Anyone seen the 'quantum cryptanalysis' thread?

solman at MIT.EDU solman at MIT.EDU
Mon Oct 3 21:01:48 PDT 1994

> > As I'm sure somebody else has pointed out somewhere along this thread, the
> > ability to simultaneously analyze a superposition of an arbitrarilly large
> > subset of all possible imputs (as our theoretical quantum cryptanalytic
> > device might) implies to ability to solve, in polynomial time, any
> > exponential time problem.
> I just wanted to point out that I'm not sure this is true.
> I might be wrong; I'm a total newbie here.  However, my impression
> was that it is *not* known that "anything in NP is solvable in
> quantum polytime (BQP)".

Well its quite possible that I am wrong since I didn't exactly have the
easiest time reading the papers on the subject. But this is my reasoning:

If you can create a machine that gives you a yes or no result (yes at least
one of the subset of possible inputs entered into the machine contains
the properties you are looking for [i.e. does not destructively interfere],
or no there aren't any) then you can construct an quantum computer that
tests for the property(s) the correct answer must have (in the case of
factoring, the machine will test whether or not inputs divide the modulus).
You can now repeatedly enter as inputs superpositions of inputs that include
precisely half of all inputs that might (given the information that has
already been gathered) be correct). You will now be able to mount a brute
force attack searching through 2^n possibilities in order n time. It should
be possible to nest these machines (although admitedly this does nasty
things to the physical complexity of the quantum computer.

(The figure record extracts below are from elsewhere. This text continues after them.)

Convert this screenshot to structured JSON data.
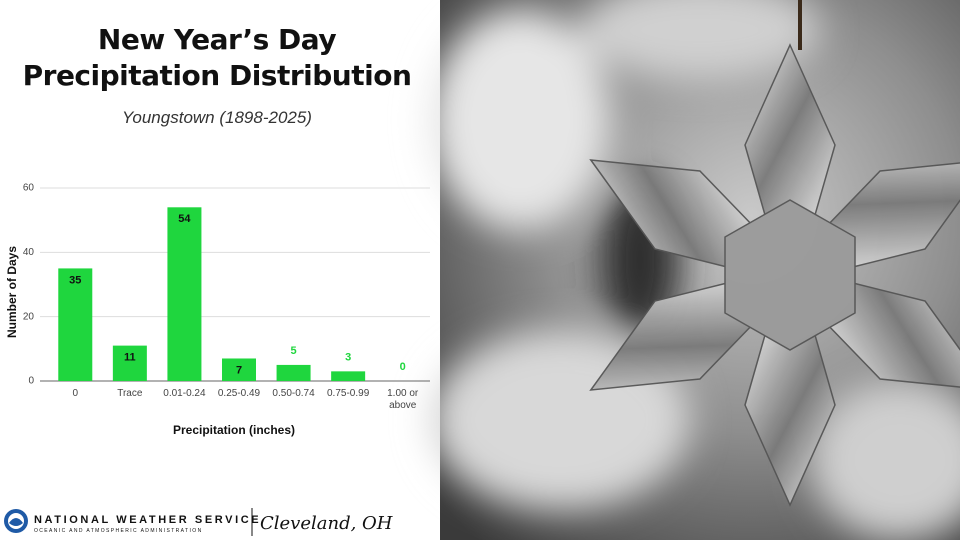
{
  "chart_data": {
    "type": "bar",
    "title": "New Year’s Day Precipitation Distribution",
    "subtitle": "Youngstown (1898-2025)",
    "x_label": "Precipitation (inches)",
    "y_label": "Number of Days",
    "categories": [
      "0",
      "Trace",
      "0.01-0.24",
      "0.25-0.49",
      "0.50-0.74",
      "0.75-0.99",
      "1.00 or above"
    ],
    "values": [
      35,
      11,
      54,
      7,
      5,
      3,
      0
    ],
    "color": "#1fd63e",
    "ylim": [
      0,
      60
    ],
    "yticks": [
      0,
      20,
      40,
      60
    ],
    "grid": true
  },
  "footer": {
    "agency": "NATIONAL WEATHER SERVICE",
    "agency_sub": "OCEANIC AND ATMOSPHERIC ADMINISTRATION",
    "office": "Cleveland, OH"
  }
}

It doesn't
seem like the complexity would grow exponentially in the case of nesting
[in fact it seems like it would go quadratically with the nesting level]
but I'd have to think about it some more before I could claim to be confident
of that.) thus allowing us to reduce any problem of time complexity
e^X(n) (where X is either a polynomial in n or of the form e^X(n) [this
goes on recursively]) to a problem of polynomial time complexity.